The Federal Government’s independent Professional Services Review (PSR) Agency’s 2014-15 Annual Report on Medicare compliance activities against health practitioners shows referrals to the PSR for investigation increased 40 per cent in 2014-15, resulting in further action being taken in 70 per cent of cases. Outcomes included ordering $4.17 million worth of repayments and various reprimands and restrictions on the practitioner’s access to Medicare benefits.
In particular, the report raises growing concerns around the exploitation of ‘grey areas’ and ambiguities in the Medicare Benefits Schedule (MBS) that are allowing Chronic Disease Management (CDM) items to be misused, after they featured in about half of all PSR compliance cases in 2014-15:
Minister for Health Sussan Ley said the warnings around the misuse of Chronic Disease Management items demonstrated the importance of the Turnbull Government’s integrated approach to building a healthier Medicare.
I know the majority of health professionals and practices do the right thing…
“These findings show the importance of having clear, strong rules around the use of individual Medicare items to ensure they are clinically relevant and reflect contemporary practice, but also aren’t misused for financial gain,” said Ms.
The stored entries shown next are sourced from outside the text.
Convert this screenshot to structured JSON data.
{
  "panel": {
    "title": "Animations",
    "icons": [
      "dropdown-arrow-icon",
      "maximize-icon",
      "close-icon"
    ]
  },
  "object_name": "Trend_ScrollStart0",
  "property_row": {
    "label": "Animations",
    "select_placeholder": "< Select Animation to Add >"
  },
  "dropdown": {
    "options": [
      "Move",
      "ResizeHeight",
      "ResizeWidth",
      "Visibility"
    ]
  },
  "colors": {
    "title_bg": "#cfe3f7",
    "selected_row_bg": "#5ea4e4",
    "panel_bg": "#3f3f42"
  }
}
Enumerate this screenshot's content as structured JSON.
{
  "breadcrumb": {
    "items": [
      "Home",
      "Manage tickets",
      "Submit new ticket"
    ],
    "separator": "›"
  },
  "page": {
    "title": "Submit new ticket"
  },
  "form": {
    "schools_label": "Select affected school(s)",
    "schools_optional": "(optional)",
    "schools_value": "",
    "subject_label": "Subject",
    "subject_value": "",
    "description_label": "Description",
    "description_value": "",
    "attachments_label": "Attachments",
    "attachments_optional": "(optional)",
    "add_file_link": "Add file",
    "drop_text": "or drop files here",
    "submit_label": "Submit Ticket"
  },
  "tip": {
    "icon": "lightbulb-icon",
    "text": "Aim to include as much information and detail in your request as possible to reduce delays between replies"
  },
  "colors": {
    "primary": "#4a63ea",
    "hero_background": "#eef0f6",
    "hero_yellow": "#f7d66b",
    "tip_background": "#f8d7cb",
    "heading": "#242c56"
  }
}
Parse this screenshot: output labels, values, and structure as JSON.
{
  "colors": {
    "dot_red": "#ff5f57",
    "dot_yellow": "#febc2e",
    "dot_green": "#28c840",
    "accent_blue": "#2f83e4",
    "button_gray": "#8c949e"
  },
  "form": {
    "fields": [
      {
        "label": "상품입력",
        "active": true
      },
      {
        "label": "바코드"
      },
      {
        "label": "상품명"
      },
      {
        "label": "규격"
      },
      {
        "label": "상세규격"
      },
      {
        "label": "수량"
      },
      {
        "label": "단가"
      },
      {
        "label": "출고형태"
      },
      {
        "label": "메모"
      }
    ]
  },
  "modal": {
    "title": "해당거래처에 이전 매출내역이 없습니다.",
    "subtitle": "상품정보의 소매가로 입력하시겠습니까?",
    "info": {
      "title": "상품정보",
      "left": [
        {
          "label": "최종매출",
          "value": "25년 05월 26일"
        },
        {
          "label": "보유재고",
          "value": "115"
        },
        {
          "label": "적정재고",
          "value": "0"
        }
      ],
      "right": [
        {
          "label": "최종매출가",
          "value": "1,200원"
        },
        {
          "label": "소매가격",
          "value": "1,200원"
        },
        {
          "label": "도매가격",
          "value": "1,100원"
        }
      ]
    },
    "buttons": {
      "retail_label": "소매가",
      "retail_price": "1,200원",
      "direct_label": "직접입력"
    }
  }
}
Ley.
“This is particularly important as Medicare’s current fee-for-service model struggles to support patients and their doctors to manage increasingly complex chronic conditions that require integrated care between various health disciplines.”
Ms. Ley said she was deeply concerned that “grey areas” and ambiguities in the rules made it harder to track and prove non-compliance by ‘less scrupulous’ practitioners and that these referrals to the PSR may be just the “tip of the iceberg”.
“We’ve seen over 22 million Chronic Disease Management items alone claimed against Medicare at a cost of $2.7 billion in the nine years since they were introduced,” said Ms. Ley.
“This is significant when you consider the number of Medicare items claimed have now reached an average of one million per day.
“I know the majority of health professionals and practices do the right thing by their patients and taxpayers and it’s important we have a compliance system with the appropriate investigative powers and teeth to protect their integrity and avoid public confidence being undermined.
“As this report acknowledges, a big part of the problem is the compliance system governing Medicare is 20-to-30 years old – just like many Medicare items themselves – and I want to work with health professionals to update it to reflect 21st Century medical practices.”
Ms. Ley said it was not too late for health professionals and patients to have their say as part of the Government’s review of all 5700 Medicare items and the rules governing their use on the Department of Health’s website.
The Government’s Professional Services Review is made up of independent committees of respected medical professionals who peer review serious allegations of Medicare non-compliance against health practitioners that are detected by the Department of Human Services.
As part of investigations the PSR uncovered examples where some individual practitioners had ordered between 600 and 1000 Chronic Disease Management (CDM) items each last year alone.
The PSR also found evidence of some practices pressuring their doctors to undertake higher numbers of CDM items to increase earnings. The main Chronic Disease Management items available through Medicare are a GP Management Plan (item 721) currently worth $144.25 and a Team Care Arrangement allowing referrals to allied health professionals (item 723) worth $114.30.
This is compared to $37.10 for a standard Level B GP consultation for up to 20 minutes. “A visit that might have attracted an MBS payment for a standard attendance of around $40 turns into a visit attracting total MBS payments of around $250,” the PSR reports.
However, Ms. Ley said the PSR also raised GP concerns that some patients were putting pressure on doctors to order Chronic Disease Management items so they could access rebates for allied health services that otherwise could not be claimed on Medicare.
“Again, it shows our current system that bills Medicare every time a single service is delivered isn’t providing the best outcomes for patients, health professionals or taxpayers managing chronic disease.”